Moons, Mulligans & Meetings

John Friel

As I type, four noteworthy events are recent history.

The biggest is the 50th anniversary of the Apollo 11 lunar landing. Speaking for everyone who was alive then (yes, I’m authorized), I can attest that it doesn’t seem possible that it was THAT long ago. But it was. We really are that old.

Next comes the British Open golf tournament, played in Ireland for the first time in decades. Numbers three and four are more at home in a hort publication: Cultivate’19 in Columbus and the Perennial Plant Association’s National Symposium in Chicago. Let’s start on the moon and work our way down.

Everyone within a decade or so either way from my age recalls where we were when man first set foot on the moon. It was a defining moment, one that united a world at odds with itself.

The audacious act of landing earthlings on the moon and returning them safely home ranks to many as mankind’s greatest achievement. That day, people around the globe felt a kinship that transcended geography and politics. George Will called it “a global sense of humanity's common destiny.”

We gazed upon the moon with new eyes; it seemed that, yes, a space-suited Neil Armstrong, standing a quarter of a million miles away, represented us all when he said, “the Eagle has landed,” then took “one giant leap for mankind.” Half a century on, those simple words still reverberate with a power that stirred, and stirs, strong emotions.

Three missions later, astronaut Alan Shepherd snuck a club onboard and added three golf balls to our lunar legacy. Which makes a tenuous segue to our next event.

In the British Isles where it was born, golf is no mere sport. It’s more like a religion and the Open is its defining moment. It is to golf what Easter is to Christianity. Winners occupy a special place in the hearts of the faithful every year, but the 148th edition was extraordinary.
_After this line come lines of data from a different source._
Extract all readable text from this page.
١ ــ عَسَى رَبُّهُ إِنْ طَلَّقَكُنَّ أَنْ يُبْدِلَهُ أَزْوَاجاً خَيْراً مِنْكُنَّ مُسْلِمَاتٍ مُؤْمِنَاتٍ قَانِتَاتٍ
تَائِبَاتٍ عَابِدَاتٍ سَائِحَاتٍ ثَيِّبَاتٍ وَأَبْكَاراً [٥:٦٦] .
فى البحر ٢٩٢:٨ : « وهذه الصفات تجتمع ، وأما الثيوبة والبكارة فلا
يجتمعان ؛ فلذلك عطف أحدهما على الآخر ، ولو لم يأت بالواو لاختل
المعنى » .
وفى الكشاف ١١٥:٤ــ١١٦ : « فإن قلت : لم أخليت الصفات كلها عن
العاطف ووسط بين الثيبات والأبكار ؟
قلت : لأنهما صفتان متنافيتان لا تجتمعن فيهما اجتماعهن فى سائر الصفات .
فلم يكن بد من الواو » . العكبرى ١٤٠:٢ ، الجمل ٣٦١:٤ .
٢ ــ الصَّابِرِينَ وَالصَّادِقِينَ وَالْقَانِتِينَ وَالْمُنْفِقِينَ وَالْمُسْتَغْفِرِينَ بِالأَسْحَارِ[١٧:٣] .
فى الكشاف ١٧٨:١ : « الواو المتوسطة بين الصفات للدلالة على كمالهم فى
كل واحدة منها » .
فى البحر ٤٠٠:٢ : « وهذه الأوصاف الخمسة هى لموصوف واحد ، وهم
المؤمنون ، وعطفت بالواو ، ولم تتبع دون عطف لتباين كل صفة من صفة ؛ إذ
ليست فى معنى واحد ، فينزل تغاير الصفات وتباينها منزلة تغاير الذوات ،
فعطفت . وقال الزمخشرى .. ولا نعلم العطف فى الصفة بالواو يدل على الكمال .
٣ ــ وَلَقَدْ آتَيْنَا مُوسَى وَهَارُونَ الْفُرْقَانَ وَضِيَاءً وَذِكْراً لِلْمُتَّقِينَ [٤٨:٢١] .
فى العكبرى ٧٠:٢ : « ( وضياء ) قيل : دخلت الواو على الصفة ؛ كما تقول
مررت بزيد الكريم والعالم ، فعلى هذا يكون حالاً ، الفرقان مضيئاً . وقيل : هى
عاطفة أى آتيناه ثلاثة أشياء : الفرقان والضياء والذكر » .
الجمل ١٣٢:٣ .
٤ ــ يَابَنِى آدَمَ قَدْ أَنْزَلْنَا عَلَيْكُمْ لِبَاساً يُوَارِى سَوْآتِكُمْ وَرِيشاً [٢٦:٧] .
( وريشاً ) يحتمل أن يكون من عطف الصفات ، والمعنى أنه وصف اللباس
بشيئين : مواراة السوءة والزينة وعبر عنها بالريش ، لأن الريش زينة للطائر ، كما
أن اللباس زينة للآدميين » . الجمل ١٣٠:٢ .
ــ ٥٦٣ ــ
It was the first time since 1951 that the tournament was played anywhere but mainland England and an Irishman won it.

The Royal Portrush course is located in Northern Ireland, the six-County corner that considers itself part of England. Shane Lowry hails from Ireland, a.k.a. the Republic of Ireland, the nation that occupies all the rest of that tragic, glorious island. To many, that meant he’s from the wrong side of the divide. It didn’t matter.

Alistair Tait wrote in Golfweek, “Lowry carried the hopes of an entire island ... and delivered.” His dominant, ecstatic victory erased that infamous invisible line and, for a brief shining moment, united two bitterly divided nations. Both Irelands hung on his every shot, rejoicing as one when he hoisted the sacred claret jug. The Troubles were, briefly, forgotten.

Which brings us from the greens to the green industry.

Cultivate and the comparatively tiny PPA Symposium both bore out the words of nurseryman Alan Jones. “There aren’t many industries that will share information about what you do and how you do it,” Alan said. “Your major competitor can be one of your best friends.”

Compared to the cosmic aura and international implications of the first two events, horticultural conferences may seem small potatoes. But which of these phenomena has the greatest impact on your, and my, everyday life?

Sports heroes come and go. No one on earth has seen fit to return to the moon. But lasting lessons are learned and real relationships forged when an industry comes together, when competitors stand together and recognize one another as colleagues. Eye-to-eye and hand-in-hand beats toe-to-toe and head-to-head every time. GP

John Friel is marketing manager for Emerald Coast Growers and a freelance writer.